Uptime improvements and monitoring
I helped increase the uptime of various environments.
Uptime is a bit of a touchy subject. On one end, people seem to obsess over having zero downtime and make development much harder than it should be (though this is understandable for certain services), on the other people don't necessarily care as long as it doesn't impact themselves personally.
In my mind, doing all of the "easy" things to achieve good uptime is a no-brainer, even in regards to something like development, testing and staging environments - after all, you should make sure that QA have a pleasant experience as well.
What I did
After introducing containers to many of the projects in the org, I also added uptime checks within the containers themselves, so that they'd know that they might need to restart and report failure in case of applications crashing in the containers. Sometimes you encounter such setups, such as when you have Tomcat running inside of the container process, but the application inside of it can stop working without Tomcat itself going down.

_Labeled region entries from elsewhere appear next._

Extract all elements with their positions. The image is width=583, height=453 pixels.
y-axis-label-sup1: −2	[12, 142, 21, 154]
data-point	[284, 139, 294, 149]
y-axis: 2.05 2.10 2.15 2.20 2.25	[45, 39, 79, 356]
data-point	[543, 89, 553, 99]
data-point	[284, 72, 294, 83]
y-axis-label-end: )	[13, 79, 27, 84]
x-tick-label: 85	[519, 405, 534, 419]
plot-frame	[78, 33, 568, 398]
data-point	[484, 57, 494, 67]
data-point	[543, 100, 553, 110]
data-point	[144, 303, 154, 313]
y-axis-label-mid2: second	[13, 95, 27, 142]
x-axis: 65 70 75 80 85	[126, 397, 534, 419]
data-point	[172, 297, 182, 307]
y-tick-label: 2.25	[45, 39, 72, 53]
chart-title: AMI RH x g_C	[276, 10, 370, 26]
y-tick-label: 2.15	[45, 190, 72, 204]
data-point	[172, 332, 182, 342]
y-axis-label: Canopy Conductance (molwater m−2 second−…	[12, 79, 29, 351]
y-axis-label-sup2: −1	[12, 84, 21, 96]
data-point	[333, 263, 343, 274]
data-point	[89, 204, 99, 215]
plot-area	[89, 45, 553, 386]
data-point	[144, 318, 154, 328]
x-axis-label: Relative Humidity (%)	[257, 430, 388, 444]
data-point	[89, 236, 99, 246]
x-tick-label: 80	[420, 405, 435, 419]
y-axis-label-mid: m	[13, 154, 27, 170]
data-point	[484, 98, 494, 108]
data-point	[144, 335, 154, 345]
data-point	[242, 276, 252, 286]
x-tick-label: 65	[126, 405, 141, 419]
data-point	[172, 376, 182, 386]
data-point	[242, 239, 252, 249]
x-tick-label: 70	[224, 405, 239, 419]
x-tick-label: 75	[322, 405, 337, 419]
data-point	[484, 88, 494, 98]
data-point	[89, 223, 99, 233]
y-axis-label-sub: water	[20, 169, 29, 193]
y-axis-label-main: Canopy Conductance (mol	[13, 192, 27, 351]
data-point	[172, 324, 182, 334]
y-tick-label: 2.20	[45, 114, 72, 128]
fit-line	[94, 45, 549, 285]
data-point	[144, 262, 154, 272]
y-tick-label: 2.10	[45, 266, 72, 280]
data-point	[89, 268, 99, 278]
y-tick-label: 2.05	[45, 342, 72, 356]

However, I felt like external monitoring is also necessary. Well, even on-prem you can have a server or some resources within your cluster set aside for monitoring whether all of your services are up, especially when you have dozens of those. For this, I implemented Uptime Kuma, a really nice self-hosted status page. I also integrated it with Slack so that we'd get timely notifications about any issues, as well as reminders about TLS certificate expiry.
What I learnt
To me, this project was fully worth it. Uptime for even development environments went well above 99%, QA never needed to be the first ones to bring the bad news about something going down to the developers, TLS expiry could no longer sneak up to anyone and people could just deploy things with the confidence that they'll be notified of issues should any arise, as opposed to having to babysit Tomcat or similar solutions themselves.